How easy is it to protect those precious files when things get complicated or rushed? Ever made a folder named bkup, backup, OLD, v2, v3, live, dev, myVersion, etc…? Ever wonder, 6 months later, what said folder contains or if you can delete it? Ever had someone do development on the wrong version of a project entirely? Ever had to deal with having 2 or more versions of a project that both contain independently unique work? Ever just plain lost hours or days of work mysteriously?
If you lack a good (or any) version control setup, then I’ve probably hit a bone with at least one of those questions. If you write software or deal in text-based projects, then let me behoove you to investigate version control solutions. There are a lot of them out there to be sure. Choosing the right one for you can be daunting. In this article I’m going to talk about a program called Subversion (aka SVN) which is very easy to get andinstall. It works on a system of centralized source code control that multiple users can simultaneously work on. Since this is more of a persuasive post, and not a technical how-to article, I’m going to talk about what you can do with subversion rather than its core operation concepts.
To start with we have a new and much more powerful way to save our work. Ctrl-S is still a mainstay, but we can also commit our code to a centralized repository. Doing so creates a new version within the code repository. At any time we can go back and see the entire project as it was for any version. We can see who created each version, what they edited, what they added, what they deleted or moved. We can see when they did it. We can also see version specific comments they’ve left.

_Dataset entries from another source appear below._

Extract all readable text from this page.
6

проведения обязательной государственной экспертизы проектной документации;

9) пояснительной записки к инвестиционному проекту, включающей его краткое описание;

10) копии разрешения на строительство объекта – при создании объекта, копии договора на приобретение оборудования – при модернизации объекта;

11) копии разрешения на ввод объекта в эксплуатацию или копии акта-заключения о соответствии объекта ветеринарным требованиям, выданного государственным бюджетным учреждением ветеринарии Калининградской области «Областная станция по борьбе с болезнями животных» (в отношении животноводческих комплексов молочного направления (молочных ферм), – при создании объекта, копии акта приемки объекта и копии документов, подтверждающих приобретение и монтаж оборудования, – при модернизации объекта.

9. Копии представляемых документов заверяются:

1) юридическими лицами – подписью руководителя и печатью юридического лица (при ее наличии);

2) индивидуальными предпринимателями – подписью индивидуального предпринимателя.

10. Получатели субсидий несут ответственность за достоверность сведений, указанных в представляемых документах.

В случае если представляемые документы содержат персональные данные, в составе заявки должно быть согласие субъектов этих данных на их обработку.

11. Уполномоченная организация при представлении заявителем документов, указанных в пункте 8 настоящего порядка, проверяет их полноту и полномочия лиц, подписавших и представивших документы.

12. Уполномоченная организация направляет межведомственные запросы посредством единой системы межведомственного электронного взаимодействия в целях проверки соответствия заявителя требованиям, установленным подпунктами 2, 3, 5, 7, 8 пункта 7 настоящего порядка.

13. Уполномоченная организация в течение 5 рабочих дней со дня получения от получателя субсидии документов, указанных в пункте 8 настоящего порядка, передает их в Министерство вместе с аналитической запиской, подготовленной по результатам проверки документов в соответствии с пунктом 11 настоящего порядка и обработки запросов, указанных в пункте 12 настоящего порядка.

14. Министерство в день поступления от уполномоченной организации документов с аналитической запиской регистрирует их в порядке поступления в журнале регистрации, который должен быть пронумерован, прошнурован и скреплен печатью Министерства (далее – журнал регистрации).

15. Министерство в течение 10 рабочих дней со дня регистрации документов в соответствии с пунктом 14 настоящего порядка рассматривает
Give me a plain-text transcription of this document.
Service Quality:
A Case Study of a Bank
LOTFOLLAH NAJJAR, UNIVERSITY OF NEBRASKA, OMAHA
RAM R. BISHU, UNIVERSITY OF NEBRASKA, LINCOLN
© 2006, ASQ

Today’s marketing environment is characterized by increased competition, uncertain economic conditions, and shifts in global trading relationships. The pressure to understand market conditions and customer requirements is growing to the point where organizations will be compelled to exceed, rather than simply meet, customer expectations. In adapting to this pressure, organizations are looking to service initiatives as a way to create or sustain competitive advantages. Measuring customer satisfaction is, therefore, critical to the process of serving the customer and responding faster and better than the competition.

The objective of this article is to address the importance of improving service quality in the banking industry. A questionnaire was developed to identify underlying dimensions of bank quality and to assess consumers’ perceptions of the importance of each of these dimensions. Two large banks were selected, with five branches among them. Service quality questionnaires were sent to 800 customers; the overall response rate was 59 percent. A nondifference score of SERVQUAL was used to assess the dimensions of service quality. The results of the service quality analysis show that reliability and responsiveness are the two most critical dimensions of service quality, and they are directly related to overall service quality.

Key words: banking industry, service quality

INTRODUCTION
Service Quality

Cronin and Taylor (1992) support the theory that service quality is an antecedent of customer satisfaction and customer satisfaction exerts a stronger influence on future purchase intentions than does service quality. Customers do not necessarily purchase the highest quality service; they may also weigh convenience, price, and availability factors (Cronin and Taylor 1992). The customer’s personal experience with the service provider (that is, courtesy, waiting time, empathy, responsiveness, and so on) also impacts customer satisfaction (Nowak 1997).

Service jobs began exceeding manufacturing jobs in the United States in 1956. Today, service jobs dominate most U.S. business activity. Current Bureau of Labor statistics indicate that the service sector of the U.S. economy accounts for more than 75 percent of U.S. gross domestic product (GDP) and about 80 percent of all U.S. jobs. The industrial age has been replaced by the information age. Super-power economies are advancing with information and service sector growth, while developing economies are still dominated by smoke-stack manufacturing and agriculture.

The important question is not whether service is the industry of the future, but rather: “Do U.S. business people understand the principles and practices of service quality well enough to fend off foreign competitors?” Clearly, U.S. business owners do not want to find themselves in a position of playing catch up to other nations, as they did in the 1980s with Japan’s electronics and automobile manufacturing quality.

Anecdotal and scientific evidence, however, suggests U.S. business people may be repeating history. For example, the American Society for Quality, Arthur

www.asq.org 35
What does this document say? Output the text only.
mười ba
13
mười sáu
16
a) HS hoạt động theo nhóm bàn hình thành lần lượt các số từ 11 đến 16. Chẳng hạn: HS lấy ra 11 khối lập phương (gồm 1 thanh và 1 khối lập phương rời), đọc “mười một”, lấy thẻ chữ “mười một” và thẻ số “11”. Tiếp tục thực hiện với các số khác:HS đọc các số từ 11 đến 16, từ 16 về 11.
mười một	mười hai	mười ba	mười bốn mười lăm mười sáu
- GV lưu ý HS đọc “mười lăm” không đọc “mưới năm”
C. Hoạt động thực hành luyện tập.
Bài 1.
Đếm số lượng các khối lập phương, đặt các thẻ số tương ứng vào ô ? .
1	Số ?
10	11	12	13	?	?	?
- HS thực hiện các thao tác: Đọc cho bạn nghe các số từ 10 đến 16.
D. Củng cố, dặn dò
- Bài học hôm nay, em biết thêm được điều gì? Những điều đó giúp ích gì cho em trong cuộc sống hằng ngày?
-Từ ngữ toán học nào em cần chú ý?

Not only do we get this awesomely powerful history, but we can export, view, or rollback the entire project, any folder, or any file to any previous version of such that’s in the repository. We can also, and this is crucially powerful, compare any version of any file to any other version of that file. Suppose programmer Bob broke something over the weekend. Just look at the log and see what files he edited on Saturday and Sunday. Then look at the changes made to those files between now and the last working version. Every change will be shown. Can’t figure out what the problem is? Well, you can always revert the entire project to the Friday version and then reintegrate Bob’s work a little bit at a time.
Things get even more interesting with the branch and merge abilities of subversion. Branching allows developers to create spin-off versions of the code-base that they can work on and commit changes to without affecting the main core of code in the repository. This is much more powerful than just creating a new folder with copied files though. Branches can selectively or wholly absorb changes from the main line of code in order to keep themselves up to date while side-line development continues. Branches can also be merged back into the main line of code once they are done. Subversion remembers which files were branched from which and maintains an ancestry-like relationship for managing these merges.
Never loosing a change and empowering parallel development lines for projects are powerful and advanced tools. Programming time is not cheap and good projects take tons of time. Code is one of the most expensive products a company can produce these days. Why risk costly development resources by only using standard O/S file systems? That’s like asking a designer to work in ms paint rather than photoshop. Worse really when you consider that a lot of version control systems out there are free.
So, I hope I’ve inspired you to get out there and play with possible version control systems. They all take some time to learn and implement, any new technology does, but an ounce of prevention is much better than a late-night overtime weekend cure.